Basic Information
Title: P-049/621290
Artist(s):
Manfred Mohr
Date Created: 1990
Framed Dimensions: 53 x 53 in.
Unframed Dimensions: 51.5 x 51.5 in.
Medium: plotter drawing ink on canvas
Inventory ID: Mohr-1990-01
Description
signed, titled, and dated on the reverse in graphite
image conceived: 1970
drawing on canvas: 1990
“Mohr’s work is an important bridge between handmade manipulations and machine-calculated structures in art. Following a series of geometric experiments, a shift toward hard-edge painting by 1967 immediately preceded Mohr’s use of the computer as a tool for art. In this period of work, his fascination with modern electronic hardware emerges, seen in his use of iconic shapes resembling schematics. Mohr’s interest in electronic and circuitry, in part, predisposed him to being so adventurous in using computers for his art in the late 1960s.

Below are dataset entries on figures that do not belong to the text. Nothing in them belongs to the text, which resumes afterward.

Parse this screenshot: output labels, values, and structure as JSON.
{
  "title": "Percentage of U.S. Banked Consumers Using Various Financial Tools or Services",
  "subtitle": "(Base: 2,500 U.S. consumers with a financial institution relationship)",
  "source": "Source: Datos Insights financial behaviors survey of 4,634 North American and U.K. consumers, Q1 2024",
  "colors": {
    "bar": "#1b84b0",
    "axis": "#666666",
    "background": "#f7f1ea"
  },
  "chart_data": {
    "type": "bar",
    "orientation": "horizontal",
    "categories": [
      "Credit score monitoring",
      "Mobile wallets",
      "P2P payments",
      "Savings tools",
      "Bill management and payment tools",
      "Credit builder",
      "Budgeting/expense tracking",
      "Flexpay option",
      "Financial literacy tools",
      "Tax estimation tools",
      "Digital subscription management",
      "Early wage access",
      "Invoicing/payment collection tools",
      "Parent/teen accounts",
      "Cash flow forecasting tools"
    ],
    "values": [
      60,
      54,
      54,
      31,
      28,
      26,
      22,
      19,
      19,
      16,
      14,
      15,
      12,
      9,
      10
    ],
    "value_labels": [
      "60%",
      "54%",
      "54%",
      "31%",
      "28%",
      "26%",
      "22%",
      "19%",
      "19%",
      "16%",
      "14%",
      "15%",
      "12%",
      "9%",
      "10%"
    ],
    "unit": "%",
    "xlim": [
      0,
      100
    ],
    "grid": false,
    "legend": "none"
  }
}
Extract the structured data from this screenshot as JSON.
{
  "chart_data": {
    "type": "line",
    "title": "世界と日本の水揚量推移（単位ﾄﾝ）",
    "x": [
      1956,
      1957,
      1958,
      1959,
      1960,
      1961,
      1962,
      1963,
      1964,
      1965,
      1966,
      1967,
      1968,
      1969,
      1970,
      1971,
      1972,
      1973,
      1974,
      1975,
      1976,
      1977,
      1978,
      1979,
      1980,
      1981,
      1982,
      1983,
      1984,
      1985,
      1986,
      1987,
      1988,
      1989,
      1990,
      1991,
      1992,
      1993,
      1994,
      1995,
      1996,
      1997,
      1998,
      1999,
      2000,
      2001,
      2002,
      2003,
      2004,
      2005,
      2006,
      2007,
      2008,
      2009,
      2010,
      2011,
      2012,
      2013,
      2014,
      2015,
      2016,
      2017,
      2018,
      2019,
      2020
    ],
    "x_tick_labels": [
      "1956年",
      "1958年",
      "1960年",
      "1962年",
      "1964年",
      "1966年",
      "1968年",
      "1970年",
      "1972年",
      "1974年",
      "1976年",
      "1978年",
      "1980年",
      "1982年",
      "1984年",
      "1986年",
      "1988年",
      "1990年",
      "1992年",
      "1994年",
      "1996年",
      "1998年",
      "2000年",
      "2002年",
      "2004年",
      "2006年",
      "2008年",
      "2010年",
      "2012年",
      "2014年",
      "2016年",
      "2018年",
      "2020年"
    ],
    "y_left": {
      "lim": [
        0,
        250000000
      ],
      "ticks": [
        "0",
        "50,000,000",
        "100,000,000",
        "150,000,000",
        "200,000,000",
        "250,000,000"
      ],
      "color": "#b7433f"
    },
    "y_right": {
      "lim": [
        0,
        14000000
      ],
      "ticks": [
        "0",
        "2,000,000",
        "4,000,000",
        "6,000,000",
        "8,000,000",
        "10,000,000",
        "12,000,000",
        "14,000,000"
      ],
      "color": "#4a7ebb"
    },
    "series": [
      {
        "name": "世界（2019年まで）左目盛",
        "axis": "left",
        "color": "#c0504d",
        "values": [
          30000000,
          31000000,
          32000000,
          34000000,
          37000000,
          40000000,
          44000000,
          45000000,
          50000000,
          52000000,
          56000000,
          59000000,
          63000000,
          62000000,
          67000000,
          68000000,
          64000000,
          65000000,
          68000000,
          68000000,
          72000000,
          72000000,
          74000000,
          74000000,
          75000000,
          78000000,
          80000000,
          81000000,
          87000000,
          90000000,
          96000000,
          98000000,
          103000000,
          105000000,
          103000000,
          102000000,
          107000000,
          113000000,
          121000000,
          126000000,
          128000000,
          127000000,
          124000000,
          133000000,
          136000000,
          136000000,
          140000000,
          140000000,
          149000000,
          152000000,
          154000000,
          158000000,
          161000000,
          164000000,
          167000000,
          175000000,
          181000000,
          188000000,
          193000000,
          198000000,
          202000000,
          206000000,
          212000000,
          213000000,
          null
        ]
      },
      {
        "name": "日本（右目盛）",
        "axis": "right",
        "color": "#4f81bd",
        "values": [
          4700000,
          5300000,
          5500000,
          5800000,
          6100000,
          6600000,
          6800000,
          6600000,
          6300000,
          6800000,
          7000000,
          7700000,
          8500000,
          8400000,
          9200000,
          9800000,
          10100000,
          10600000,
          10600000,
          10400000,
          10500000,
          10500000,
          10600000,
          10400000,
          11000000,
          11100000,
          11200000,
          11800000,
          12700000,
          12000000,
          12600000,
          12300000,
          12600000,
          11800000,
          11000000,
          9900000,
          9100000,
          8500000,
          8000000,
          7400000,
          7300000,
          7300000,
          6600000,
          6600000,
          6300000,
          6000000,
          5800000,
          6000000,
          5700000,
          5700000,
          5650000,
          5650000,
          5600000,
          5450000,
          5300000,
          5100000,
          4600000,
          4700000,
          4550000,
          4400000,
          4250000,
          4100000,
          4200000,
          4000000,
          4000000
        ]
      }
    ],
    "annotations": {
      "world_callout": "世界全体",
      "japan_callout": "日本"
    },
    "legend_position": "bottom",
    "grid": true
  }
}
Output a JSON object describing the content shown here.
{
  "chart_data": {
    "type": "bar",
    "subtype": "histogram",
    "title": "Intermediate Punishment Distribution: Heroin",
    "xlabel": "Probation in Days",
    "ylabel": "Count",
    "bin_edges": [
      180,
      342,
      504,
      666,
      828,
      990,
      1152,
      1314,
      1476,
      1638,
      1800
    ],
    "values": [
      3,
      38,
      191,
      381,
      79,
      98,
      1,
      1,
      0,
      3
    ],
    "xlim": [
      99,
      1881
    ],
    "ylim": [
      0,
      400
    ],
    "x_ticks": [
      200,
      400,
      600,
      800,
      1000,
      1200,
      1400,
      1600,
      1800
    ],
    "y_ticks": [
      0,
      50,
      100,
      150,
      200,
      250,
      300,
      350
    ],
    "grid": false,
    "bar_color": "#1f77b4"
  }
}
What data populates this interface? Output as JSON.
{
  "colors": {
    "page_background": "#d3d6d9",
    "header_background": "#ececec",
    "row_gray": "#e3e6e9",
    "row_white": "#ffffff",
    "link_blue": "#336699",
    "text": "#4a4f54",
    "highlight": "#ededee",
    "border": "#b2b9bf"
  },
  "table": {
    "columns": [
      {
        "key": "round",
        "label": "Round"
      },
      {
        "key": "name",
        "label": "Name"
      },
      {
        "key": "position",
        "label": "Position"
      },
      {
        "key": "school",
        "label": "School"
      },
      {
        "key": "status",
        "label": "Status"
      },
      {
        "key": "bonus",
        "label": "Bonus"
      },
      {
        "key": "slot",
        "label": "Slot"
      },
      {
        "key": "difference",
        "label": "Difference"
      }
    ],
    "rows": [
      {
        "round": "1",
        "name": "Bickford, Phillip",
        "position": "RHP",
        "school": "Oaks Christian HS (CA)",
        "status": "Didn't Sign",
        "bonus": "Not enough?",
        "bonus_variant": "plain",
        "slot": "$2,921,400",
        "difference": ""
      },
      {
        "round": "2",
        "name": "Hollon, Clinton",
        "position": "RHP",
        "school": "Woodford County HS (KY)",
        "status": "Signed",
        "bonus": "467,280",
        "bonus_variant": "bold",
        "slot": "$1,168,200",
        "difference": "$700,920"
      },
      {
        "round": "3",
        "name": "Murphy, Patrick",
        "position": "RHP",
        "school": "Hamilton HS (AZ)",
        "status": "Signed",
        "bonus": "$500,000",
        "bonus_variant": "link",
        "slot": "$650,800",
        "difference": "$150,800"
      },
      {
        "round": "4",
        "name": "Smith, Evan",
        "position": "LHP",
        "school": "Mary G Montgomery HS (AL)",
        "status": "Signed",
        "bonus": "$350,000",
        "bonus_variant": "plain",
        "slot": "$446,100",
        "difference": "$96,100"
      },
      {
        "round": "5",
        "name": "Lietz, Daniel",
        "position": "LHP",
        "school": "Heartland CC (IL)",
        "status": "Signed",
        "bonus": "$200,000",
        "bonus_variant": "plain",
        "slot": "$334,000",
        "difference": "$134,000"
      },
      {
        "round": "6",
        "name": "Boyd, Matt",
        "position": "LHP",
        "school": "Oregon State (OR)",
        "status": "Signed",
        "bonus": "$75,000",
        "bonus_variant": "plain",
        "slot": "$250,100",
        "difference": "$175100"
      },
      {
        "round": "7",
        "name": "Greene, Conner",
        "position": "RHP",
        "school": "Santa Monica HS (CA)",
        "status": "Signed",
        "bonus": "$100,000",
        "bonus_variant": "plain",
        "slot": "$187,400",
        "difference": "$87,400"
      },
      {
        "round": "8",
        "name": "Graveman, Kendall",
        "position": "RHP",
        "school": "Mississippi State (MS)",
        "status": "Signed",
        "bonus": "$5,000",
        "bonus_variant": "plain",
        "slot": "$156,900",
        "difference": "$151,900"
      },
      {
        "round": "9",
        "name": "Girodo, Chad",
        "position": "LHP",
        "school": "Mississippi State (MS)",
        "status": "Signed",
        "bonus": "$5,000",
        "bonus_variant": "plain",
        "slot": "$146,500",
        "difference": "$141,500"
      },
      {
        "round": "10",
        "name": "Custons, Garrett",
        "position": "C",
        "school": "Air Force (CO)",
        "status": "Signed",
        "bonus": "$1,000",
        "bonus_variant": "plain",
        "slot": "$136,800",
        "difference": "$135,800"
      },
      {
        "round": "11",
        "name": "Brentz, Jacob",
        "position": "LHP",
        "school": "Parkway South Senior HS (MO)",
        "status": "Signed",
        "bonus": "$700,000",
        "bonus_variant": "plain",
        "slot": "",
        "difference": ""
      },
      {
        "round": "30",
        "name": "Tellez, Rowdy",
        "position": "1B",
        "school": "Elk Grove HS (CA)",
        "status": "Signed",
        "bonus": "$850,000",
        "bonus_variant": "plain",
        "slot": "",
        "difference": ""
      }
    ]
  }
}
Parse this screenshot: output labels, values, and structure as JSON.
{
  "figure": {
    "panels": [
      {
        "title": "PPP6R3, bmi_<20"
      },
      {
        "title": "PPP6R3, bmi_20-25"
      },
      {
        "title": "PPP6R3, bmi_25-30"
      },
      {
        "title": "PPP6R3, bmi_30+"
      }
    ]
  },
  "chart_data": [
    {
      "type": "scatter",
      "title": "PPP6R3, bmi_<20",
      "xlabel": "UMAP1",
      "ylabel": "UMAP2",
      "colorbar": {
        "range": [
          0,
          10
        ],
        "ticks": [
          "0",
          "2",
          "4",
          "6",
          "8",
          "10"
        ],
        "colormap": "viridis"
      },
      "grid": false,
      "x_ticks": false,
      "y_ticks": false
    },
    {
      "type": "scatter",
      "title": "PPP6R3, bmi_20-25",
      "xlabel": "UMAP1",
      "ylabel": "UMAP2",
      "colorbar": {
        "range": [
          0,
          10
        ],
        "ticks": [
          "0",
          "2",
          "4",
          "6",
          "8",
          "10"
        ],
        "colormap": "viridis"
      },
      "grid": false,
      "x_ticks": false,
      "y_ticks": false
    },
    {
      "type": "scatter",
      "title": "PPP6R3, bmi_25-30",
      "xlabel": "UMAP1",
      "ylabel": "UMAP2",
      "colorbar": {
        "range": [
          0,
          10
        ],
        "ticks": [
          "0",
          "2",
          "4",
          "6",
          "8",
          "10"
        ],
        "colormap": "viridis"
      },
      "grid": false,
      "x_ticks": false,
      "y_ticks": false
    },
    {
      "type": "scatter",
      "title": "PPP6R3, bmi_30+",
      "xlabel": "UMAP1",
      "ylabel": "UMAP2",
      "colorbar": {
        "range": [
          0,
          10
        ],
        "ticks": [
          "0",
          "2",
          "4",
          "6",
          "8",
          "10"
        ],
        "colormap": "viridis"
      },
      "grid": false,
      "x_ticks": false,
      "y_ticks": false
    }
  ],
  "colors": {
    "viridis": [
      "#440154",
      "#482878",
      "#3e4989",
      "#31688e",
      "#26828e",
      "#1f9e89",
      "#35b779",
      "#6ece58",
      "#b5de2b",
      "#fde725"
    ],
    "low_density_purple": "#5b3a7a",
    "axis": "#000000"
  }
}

Mohr calculated this particular picture using a program that he wrote in the FORTRAN language. Using a choice of different line characteristics, an alphabet of arbitrarily generated signs is created Part of Mohr’s early algorithmic work phase (1969-72), it emphasizes a “formalism” of the software medium: logical and automatic construction of pictures. Typical of this phase, the piece links line to language, process and conceptual systems.
More about the algorithm:
The given elements are horizontal, vertical, 45 degree lines, square waves, zig-zags, and the probabilities for line widths and lengths. In each position, on a very dense imaginary matrix, a sign is composed from 0-7 elements from the above alphabet. When 0 lines are chosen, a circle can be drawn having a randomly chosen radius and center.”